Panjang umurnya juga si Papa, baru dilamunkan sudah siap menyambutku di muka pintu.

“A Lian! Papa ada berita bagus. Kamu dapat beasiswa di Ragunan. Kita sekeluarga akan pindah ke Jakarta. Kerja keras mu selama ini membuahkan hasil, Nak”, senyum Papa bangga kepadaku.
“Hayo masuk! Jangan diam di luar begitu. Nanti kamu masuk angin. A Xiao, ini cici-mu sudah sampai. Siapkan air hangat biar cici-mu mandi”, perintah Papa ke adikku.
“Jadi kita semua akan pindah ke Jakarta?”, tanyaku selepas kebingunganku lenyap.
“Iya, di sana fasilitasnya jauh lebih bagus dan memadai. Kamu akan bisa bertanding di tingkat nasional, lalu kemudian internasional”, jawab Papa menjabarkan rencana masa depannya untukku.
“Jadi kapan kita pindah?”
“Besok sore”.

***

“A Xiao, kamu mau pergi kemana lagi?”, selidikku melihat A Xiao telah berdandan dan mengenakan sepatu berhak tinggi.
“Cici, aku mau pergi main dulu dengan teman-teman sekolah. Mau nonton film di bioskop”, jawab adikku sopan.
“Kapan-kapan, aku pinjam sepatumu itu ya?”, mohonku harap-harap cemas.
“Jangan. Nanti papa marah. Papa kan larang Cici pake sepatu tinggi. Nanti kalau Cici keseleo bisa repot jadinya. Gak bisa ikut turnamen”, tolak adikku yang takut akan kemurkaan papa kami.
“Aku jalan dulu ya. Sudah dijemput temanku”, pamit adikku.
Punggungnya perlahan menjauhiku yang terduduk lesu di ranjangnya. Iri karena adikku bisa berkumpul dengan teman-teman sekolahnya yang biasa, bukan atlet. Iri karena adikku dibolehkan memakai sepatu berhak tinggi. Aku? Dari pagi sampai sore ya bertemunya dengan sesama atlet. Biarpun kata orang mereka berbadan bagus, tapi karena tiap hari dilihat jadi tidak menarik. Iri karena walaupun bentuk kakiku bagus tapi tetap tidak bisa memakai sepatu berhak tinggi. Iri karena tidak bisa bebas bersenang-senang, harus latihan sepanjang waktu. Ikut turnamen ini, turnamen itu tanpa ada waktu buat diriku.

***

“Turnamen bulan depan sangat penting untuk kemajuan karir Lian. Jadi Lian harus menjaga kesehatan agar tetap prima”, manajerku berkata pada Papa, ketika ia mangantarkanku pulang ke rumah.
“Menyambung pembicaraan kemarin. Jadi benar Lian tidak bisa pakai nama Mandarinnya?”, tanya Papa penuh harap.
“Saya sarankan, lebih baik tidak. Untuk mengambil simpati penduduk Indonesia.
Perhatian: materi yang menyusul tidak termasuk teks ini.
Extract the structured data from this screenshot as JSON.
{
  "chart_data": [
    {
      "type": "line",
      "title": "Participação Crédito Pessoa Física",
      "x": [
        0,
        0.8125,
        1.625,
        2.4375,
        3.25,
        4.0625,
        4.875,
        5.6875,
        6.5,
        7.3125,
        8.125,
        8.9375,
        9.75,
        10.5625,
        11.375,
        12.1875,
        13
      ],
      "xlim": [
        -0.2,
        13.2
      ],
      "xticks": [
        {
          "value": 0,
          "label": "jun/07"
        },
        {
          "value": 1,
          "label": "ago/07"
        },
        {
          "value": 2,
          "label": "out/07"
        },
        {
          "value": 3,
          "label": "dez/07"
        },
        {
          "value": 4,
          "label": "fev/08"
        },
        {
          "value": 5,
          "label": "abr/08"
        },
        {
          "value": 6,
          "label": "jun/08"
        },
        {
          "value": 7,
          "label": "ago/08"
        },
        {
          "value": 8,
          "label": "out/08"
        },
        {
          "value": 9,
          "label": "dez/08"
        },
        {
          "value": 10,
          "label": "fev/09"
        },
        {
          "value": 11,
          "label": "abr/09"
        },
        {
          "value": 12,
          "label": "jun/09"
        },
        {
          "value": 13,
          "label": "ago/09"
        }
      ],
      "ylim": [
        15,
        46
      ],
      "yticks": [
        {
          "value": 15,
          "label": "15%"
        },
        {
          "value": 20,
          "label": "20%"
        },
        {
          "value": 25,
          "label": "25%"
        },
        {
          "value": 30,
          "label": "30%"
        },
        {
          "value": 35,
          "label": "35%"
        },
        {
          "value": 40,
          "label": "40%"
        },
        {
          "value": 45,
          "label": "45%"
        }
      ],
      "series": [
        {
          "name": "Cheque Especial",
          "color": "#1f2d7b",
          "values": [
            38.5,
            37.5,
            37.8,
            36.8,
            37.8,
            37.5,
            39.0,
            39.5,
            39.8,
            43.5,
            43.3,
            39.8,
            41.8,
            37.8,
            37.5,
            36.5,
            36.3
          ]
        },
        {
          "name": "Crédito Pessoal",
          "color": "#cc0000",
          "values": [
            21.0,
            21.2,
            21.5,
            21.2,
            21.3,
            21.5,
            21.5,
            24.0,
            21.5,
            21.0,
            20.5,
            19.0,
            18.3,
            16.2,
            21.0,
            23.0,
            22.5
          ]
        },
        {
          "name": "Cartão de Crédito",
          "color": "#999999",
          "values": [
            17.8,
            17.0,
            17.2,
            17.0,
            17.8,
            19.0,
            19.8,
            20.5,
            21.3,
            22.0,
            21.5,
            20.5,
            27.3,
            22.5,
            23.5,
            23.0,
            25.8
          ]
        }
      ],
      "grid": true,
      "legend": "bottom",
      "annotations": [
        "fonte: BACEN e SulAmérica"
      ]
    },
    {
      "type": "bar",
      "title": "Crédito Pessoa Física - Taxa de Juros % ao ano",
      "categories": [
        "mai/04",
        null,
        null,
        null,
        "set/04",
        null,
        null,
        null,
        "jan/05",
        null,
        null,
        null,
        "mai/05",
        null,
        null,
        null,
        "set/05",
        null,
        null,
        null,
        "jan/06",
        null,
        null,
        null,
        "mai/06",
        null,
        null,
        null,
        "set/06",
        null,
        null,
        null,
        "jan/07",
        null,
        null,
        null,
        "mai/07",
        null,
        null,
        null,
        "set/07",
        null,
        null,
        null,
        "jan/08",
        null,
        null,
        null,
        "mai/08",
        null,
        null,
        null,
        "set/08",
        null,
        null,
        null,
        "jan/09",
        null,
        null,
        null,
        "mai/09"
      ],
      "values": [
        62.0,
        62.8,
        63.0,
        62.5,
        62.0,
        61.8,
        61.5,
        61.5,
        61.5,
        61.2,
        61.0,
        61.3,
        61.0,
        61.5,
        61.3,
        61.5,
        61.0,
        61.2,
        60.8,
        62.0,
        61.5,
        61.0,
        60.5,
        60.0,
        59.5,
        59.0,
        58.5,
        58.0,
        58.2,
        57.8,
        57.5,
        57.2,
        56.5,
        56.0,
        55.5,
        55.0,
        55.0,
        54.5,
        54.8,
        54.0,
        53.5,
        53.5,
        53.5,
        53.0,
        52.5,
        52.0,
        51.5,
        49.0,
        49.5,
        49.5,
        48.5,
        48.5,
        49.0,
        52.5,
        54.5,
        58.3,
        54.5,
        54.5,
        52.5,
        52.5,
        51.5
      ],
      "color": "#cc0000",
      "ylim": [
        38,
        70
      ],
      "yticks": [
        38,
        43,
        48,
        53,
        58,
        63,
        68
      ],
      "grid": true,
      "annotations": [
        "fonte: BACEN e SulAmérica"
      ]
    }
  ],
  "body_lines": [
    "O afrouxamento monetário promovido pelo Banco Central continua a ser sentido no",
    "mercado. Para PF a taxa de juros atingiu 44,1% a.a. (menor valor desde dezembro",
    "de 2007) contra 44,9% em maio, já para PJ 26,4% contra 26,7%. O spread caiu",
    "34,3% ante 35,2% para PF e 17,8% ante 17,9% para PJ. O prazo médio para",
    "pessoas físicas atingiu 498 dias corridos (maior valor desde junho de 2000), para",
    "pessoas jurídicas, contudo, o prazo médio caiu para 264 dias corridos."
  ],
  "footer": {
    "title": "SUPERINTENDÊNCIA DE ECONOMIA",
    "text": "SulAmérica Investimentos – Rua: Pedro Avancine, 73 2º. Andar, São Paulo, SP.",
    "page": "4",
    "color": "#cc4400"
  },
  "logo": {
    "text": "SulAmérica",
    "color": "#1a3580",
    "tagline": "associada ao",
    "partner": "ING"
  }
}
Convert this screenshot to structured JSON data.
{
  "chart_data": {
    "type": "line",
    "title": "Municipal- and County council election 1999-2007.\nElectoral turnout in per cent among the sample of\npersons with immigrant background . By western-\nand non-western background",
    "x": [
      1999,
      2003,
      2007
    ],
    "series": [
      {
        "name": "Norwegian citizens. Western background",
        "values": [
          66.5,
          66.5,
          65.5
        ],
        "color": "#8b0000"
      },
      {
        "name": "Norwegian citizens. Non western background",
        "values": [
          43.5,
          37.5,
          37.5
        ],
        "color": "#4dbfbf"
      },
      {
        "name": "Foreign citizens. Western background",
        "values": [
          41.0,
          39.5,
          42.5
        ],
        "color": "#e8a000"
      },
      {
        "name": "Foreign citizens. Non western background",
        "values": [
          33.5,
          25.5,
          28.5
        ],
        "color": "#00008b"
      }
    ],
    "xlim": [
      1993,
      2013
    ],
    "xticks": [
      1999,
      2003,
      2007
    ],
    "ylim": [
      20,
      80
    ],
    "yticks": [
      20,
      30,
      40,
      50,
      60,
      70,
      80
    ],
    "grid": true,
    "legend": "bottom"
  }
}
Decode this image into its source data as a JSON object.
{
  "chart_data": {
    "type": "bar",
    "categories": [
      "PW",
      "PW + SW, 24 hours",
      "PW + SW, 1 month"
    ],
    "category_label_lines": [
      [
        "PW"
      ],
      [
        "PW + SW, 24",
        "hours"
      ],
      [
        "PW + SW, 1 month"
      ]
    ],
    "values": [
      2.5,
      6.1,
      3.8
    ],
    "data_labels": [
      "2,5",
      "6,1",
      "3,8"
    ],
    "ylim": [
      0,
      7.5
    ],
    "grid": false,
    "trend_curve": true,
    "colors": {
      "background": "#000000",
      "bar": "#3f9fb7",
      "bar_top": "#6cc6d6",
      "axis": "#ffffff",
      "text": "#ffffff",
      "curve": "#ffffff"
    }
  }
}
Mereka bisa mempertanyakan rasa nasionalis Lian jika ia tidak memakai nama Indonesia”, papar manajerku.
“Bagaimana perlu dipertanyakan lagi? Nenek moyang saya ini sudah lama tinggal di Indonesia. Bahkan ikut membantu di perang kemerdekaan”, murka Papa ketika rasa nasionalismenya diragukan.
“Begini Koh Wang, Lian tetaplah Wang Lian Xiang. Namun untuk nama atletnya, kita pakai nama Indonesianya. Ini demi karir atlet Lian juga Koh. Mohon maklum”, rayu manajerku.

***
Di tengah hingar bingar bandara, aku duduk menunggu suamiku yang tengah check-in di perusahaan penerbangan yang akan kami tumpangi.
Masih teringat jelas ketika aku mempersembahkan medali emas pertama untuk Indonesia, tanah airku. Tanah air yang mungkin tidak semua penduduk dunia tahu bahwa Negara tersebut benar-benar ada. Tempat dimana matahari bersinar sepanjang hari tapi tidak dalam minggu terakhir ini. Kerusuhan terjadi dimana-mana, asap membumbung tinggi menutupi langit Jakarta. Sebagian kecil saudara setanah airku, meneriaki etnis kami dengan sebutan Cina. Menyalahi kami atas nasib ketidakberuntungan mereka. Mengintai rumah kami, membakar tempat usaha kami seakan-akan mereka mempunyai hak lebih dengan mendeklarasikan diri mereka sebagai pribumi.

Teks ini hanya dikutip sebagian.